Jeri Thompson, who initially was believed to be micromanaging her husband's campaign, says her primary role is to "unapologetically" take care of her two toddlers and her husband.

Janet Huckabee, whose husband, Mike, is trying to lay claim to the Christian right, is an executive with Red Cross and ran for secretary of state in Arkansas. Yet in an interview, she is careful to play down her influence and role. "I primarily support my husband," says Huckabee, who said she has kept her job for income, and travels on weekends with the campaign. "On a very simplistic level, I try to be a helpmate.

"My husband is the candidate. He doesn't need me to be as well."

Ann Romney said in an interview that her role as a mother, wife and grandmother is her most important one.
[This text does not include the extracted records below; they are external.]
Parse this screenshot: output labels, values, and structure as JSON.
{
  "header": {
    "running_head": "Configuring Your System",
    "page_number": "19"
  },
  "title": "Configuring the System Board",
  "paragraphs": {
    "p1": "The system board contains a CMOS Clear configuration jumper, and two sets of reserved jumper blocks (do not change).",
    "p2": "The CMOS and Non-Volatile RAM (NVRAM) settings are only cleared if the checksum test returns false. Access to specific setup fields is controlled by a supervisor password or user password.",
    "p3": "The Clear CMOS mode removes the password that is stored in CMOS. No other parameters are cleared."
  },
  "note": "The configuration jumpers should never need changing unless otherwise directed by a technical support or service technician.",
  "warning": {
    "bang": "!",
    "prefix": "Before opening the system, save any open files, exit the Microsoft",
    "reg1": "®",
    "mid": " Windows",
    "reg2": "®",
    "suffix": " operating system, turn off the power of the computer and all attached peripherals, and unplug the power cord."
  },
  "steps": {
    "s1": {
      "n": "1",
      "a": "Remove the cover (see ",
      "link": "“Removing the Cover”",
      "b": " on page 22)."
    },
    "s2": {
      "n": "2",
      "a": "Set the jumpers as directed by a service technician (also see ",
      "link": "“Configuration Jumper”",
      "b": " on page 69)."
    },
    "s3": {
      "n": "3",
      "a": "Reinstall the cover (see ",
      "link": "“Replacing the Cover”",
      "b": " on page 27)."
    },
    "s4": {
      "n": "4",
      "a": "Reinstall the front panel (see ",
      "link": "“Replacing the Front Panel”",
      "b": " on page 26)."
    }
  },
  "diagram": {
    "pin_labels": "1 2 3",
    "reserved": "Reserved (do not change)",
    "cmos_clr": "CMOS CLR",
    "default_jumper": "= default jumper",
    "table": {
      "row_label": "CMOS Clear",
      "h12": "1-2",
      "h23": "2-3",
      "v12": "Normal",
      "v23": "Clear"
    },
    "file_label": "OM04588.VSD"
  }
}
Still, these days she doesn't spend all that much time at home.

Limited by a diagnosis of multiple sclerosis a decade ago, Romney says she nonetheless independently travels about three days a week for her husband's campaign.

"What I feel I can do is talk about his personal side," she said. "I can talk about the issues if I'm asked. But I like to let people know we're a family and he's a husband and a father."

Of course, that hasn't stopped her from getting in a periodic jab. Asked earlier this year at a campaign event what distinguished her husband from the rest of the field, this wife of nearly four decades replied sweetly, "He's had only one wife."

Research director Lucy Shackelford contributed to this report.